DALLAS (CBSDFW.COM) - The buildings may be dark, but local artists continue to find ways to express their craft and connect our communities.

"I started getting inspiration to write this piece called 'the black album: What It Means To Be Black In 2020'," says Dallas theatre veteran, Regina Taylor, writing and directing the original work partnering with the SMU Meadows School of the Arts.

"Certainly, it hits me as I am seeing things come full circle, things I never thought I'd see again in my lifetime, coming back again, with a palpable feeling of fear, but at the same time seeing how things are being played out. How indomitable our spirits are that certainly we can survive. Not only survive, but thrive."

Regina Taylor (CBS 11)

As part of the partnership, Taylor, also an award winning actress, will bring a three part series to the 'virtual stage'. The final performance of the first installment "Resistance" begins at 8:00 p.m. on Thursday, Oct 29.

The performance is live and can be found online.

It's free, but registration is required.

"We are storytellers-- we are challenged to take in circumstances that surround, and filter it through our lens, and make sure people know that they are not alone on these journeys."

So even in the midst of anxious times-- the soul of the artist aches to speak. And Taylor stresses that those voices, are especially needed, now.

"When quarantine started and George Floyd and all these things being put on the news... I was feeling so discouraged that I felt like, there's nothing I could do," says SMU Meadows Sophomore Tharmella Nyahoza, who appears in the performance.

"It's been tough," says Victoria Cruz, a second year SMU Meadows graduate student. "It has been really tough for a craft that requires people, for the most part, you know."

So beyond being star struck at the opportunity to work with Taylor, both students say they were eager to put their voices to work even virtually in "the black album 2020."

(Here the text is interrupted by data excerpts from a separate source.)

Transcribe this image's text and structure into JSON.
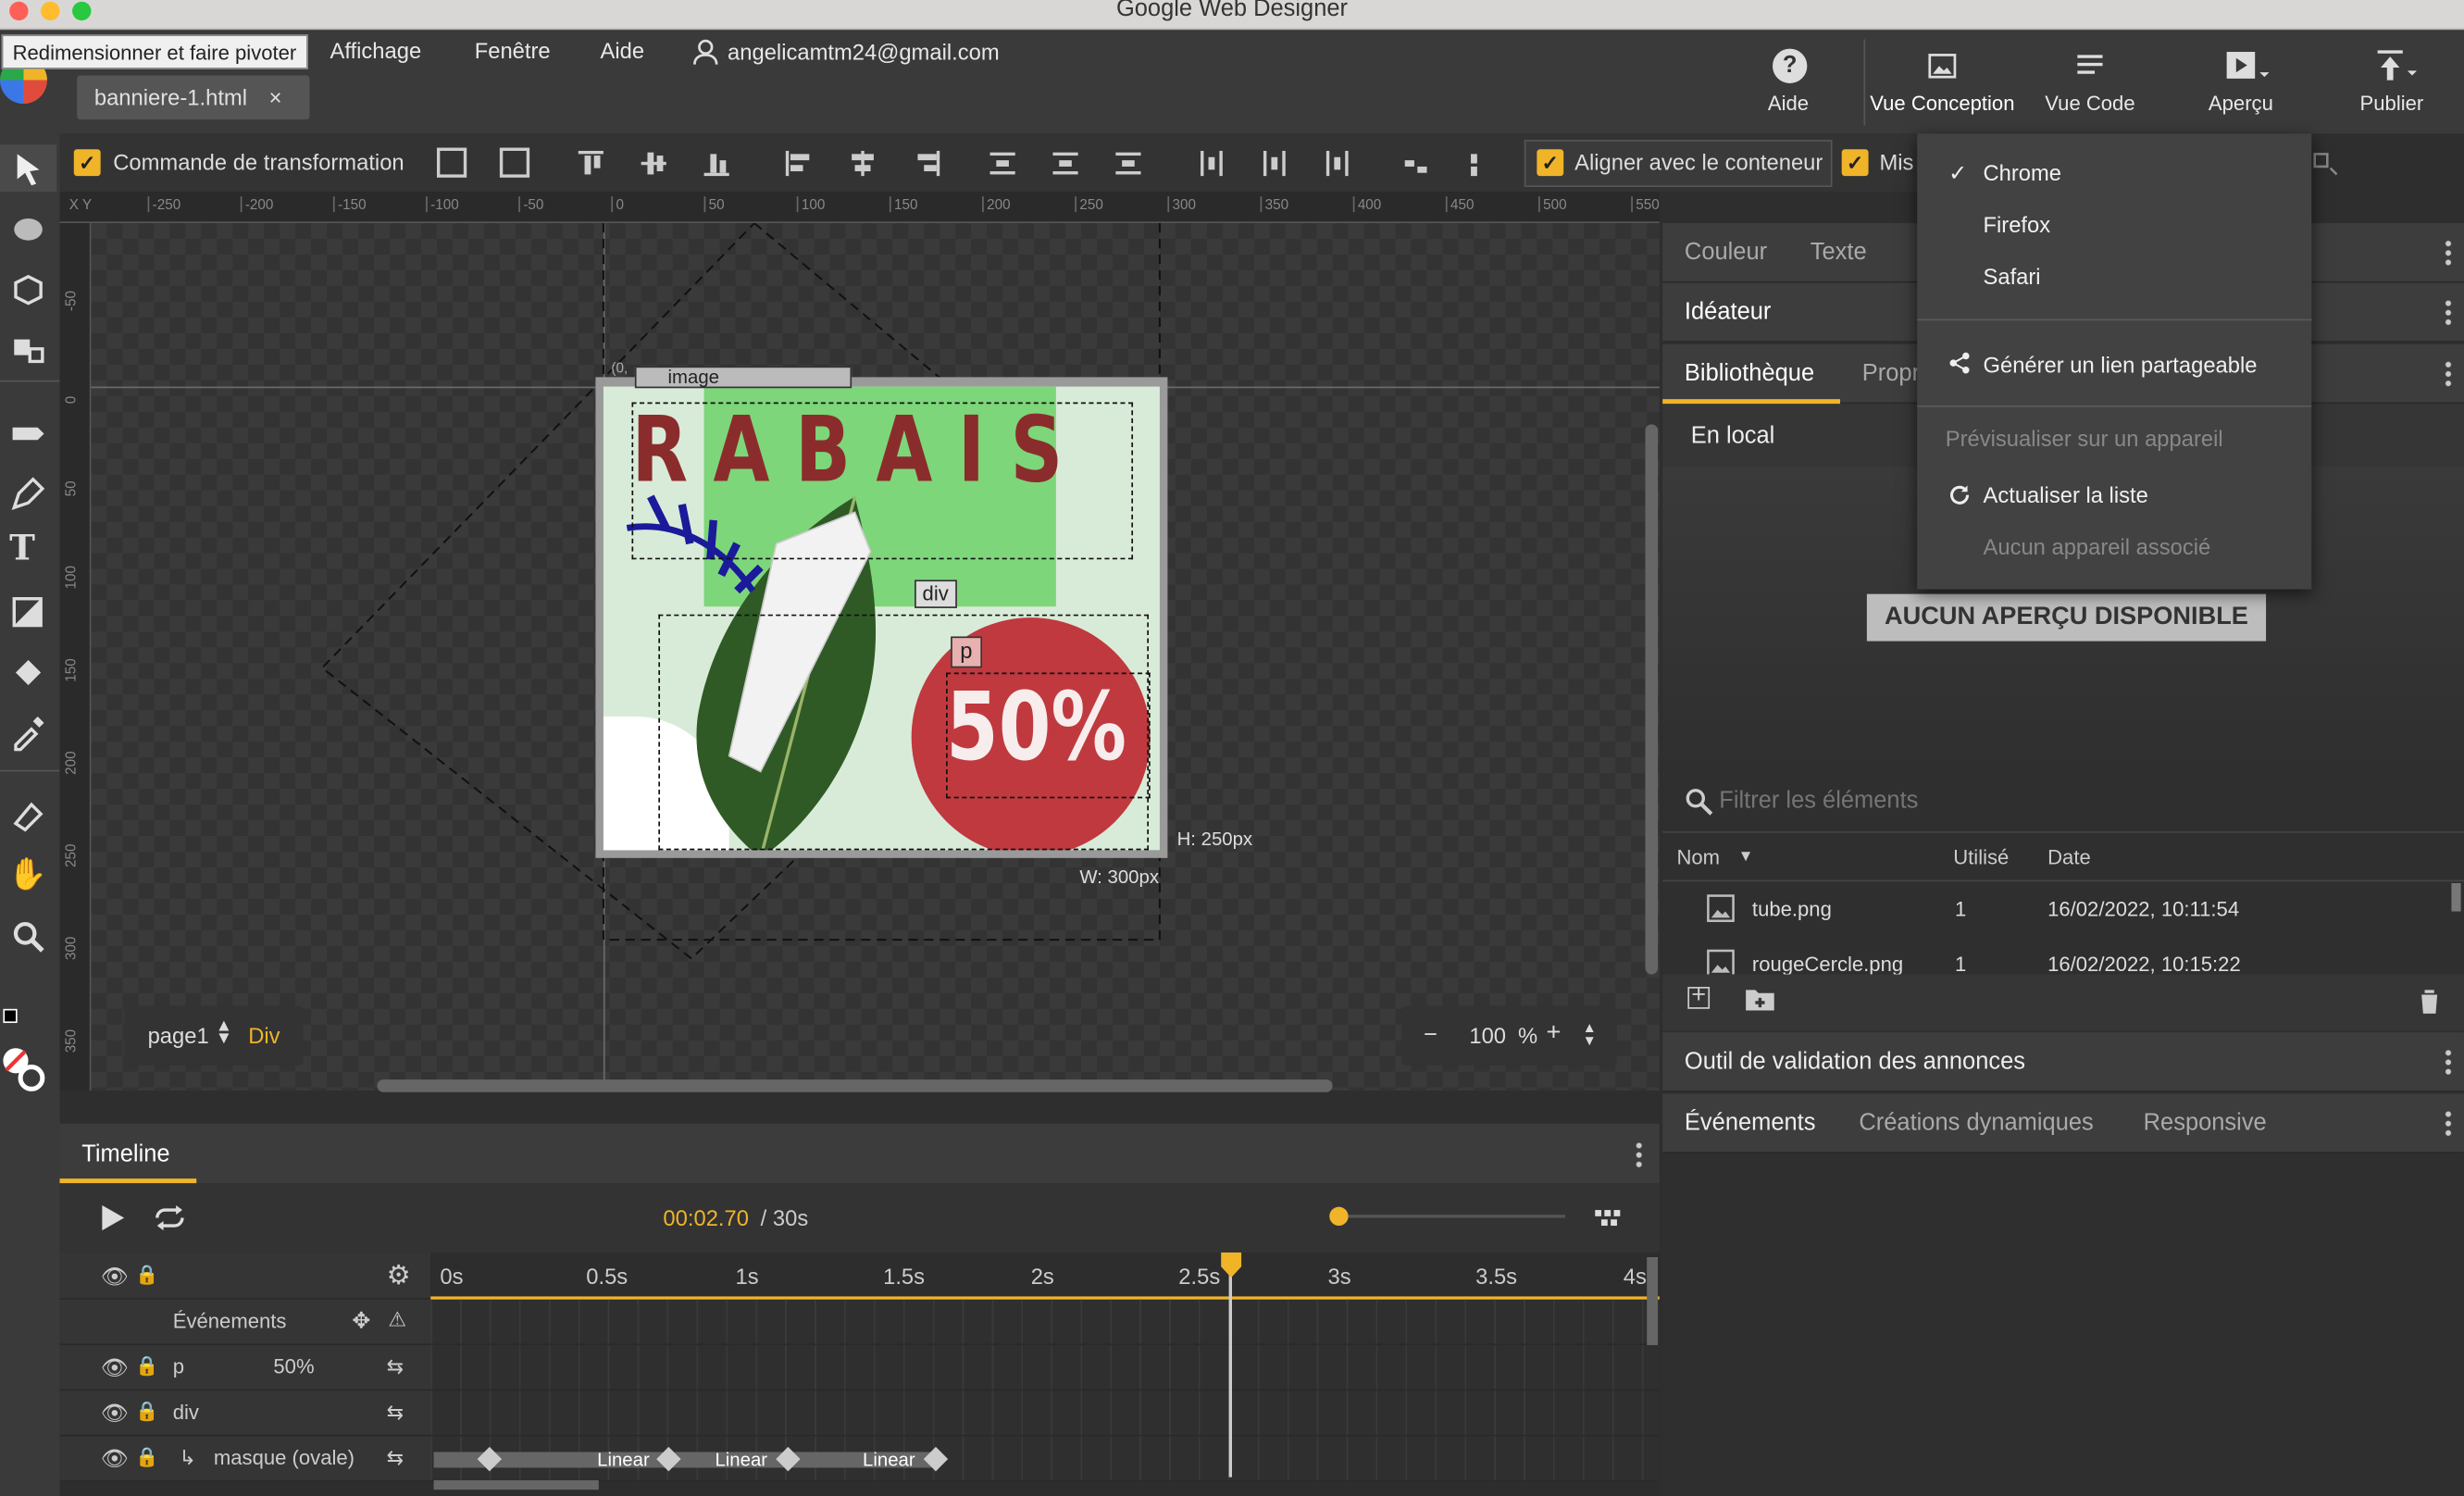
{
  "window": {
    "title": "Google Web Designer"
  },
  "tooltip": "Redimensionner et faire pivoter",
  "menu": {
    "view": "Affichage",
    "window": "Fenêtre",
    "help": "Aide",
    "account": "angelicamtm24@gmail.com"
  },
  "doc_tab": {
    "name": "banniere-1.html",
    "close": "×"
  },
  "header_buttons": {
    "help": "Aide",
    "design_view": "Vue Conception",
    "code_view": "Vue Code",
    "preview": "Aperçu",
    "publish": "Publier"
  },
  "toolbar": {
    "transform_label": "Commande de transformation",
    "align_container_label": "Aligner avec le conteneur",
    "truncated_label": "Mis"
  },
  "ruler_top": [
    "-250",
    "-200",
    "-150",
    "-100",
    "-50",
    "0",
    "50",
    "100",
    "150",
    "200",
    "250",
    "300",
    "350",
    "400",
    "450",
    "500",
    "550"
  ],
  "ruler_left": [
    "-50",
    "0",
    "50",
    "100",
    "150",
    "200",
    "250",
    "300",
    "350"
  ],
  "ruler_corner": "X Y",
  "canvas": {
    "ad_title": "R A B A I S",
    "ad_percent": "50%",
    "label_div": "div",
    "label_p": "p",
    "label_image": "image",
    "label_coord": "(0,",
    "height_label": "H: 250px",
    "width_label": "W: 300px",
    "page_select": "page1",
    "element_type": "Div",
    "zoom_minus": "−",
    "zoom_value": "100",
    "zoom_unit": "%",
    "zoom_plus": "+"
  },
  "timeline": {
    "title": "Timeline",
    "current_time": "00:02.70",
    "duration": "/ 30s",
    "ticks": [
      "0s",
      "0.5s",
      "1s",
      "1.5s",
      "2s",
      "2.5s",
      "3s",
      "3.5s",
      "4s"
    ],
    "rows": [
      {
        "label": "Événements",
        "value": ""
      },
      {
        "label": "p",
        "value": "50%"
      },
      {
        "label": "div",
        "value": ""
      },
      {
        "label": "masque (ovale)",
        "value": ""
      }
    ],
    "easing_labels": [
      "Linear",
      "Linear",
      "Linear"
    ]
  },
  "right_panel": {
    "tabs_color": [
      "Couleur",
      "Texte"
    ],
    "ideator": "Idéateur",
    "library_tabs": [
      "Bibliothèque",
      "Propr"
    ],
    "local": "En local",
    "no_preview": "AUCUN APERÇU DISPONIBLE",
    "filter_placeholder": "Filtrer les éléments",
    "columns": {
      "name": "Nom",
      "used": "Utilisé",
      "date": "Date"
    },
    "files": [
      {
        "name": "tube.png",
        "used": "1",
        "date": "16/02/2022, 10:11:54"
      },
      {
        "name": "rougeCercle.png",
        "used": "1",
        "date": "16/02/2022, 10:15:22"
      }
    ],
    "validator": "Outil de validation des annonces",
    "bottom_tabs": [
      "Événements",
      "Créations dynamiques",
      "Responsive"
    ]
  },
  "preview_menu": {
    "browsers": [
      "Chrome",
      "Firefox",
      "Safari"
    ],
    "selected": "Chrome",
    "share": "Générer un lien partageable",
    "preview_device": "Prévisualiser sur un appareil",
    "refresh": "Actualiser la liste",
    "no_device": "Aucun appareil associé"
  },
  "colors": {
    "accent": "#f0b429",
    "ad_red": "#c0393f",
    "ad_title": "#8b2c2c",
    "ad_green": "#7dd67a"
  }
}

"I wrote it because I wanted to inspire conversation," says Taylor. "The necessary conversations that I think we should be having across the board."

Taylor agrees that art has always served to nudge the nation's conscience toward difficult conversations. "Yes, we can hear it through art. We can hear it in a different way and it's not one voice that we speak in. How we bridge those voices and find common ground."

The play, actors say, isn't mean to exclude, but rather to showcase the shared humanity.

"I think that black is just the surface, you know, and that if you just look past that one thing that you'll see yourself," says Cruz. "This is how we feel. This is what we're going through, and we're offering it up to you to show our vulnerability--to show that we hurt too, that we laugh too, that we have pain and joy, you know, and that's what kind of needs to bring us together not pull us apart."

Nyahoza as well stressing that art should be a bridge.

"I want them to be able to go home and have conversations with their families, conversations with their friends, and peers about what they saw and what they want to do about that and what are they feeling," says Nyahoza. "And what are they going to do about how they feel."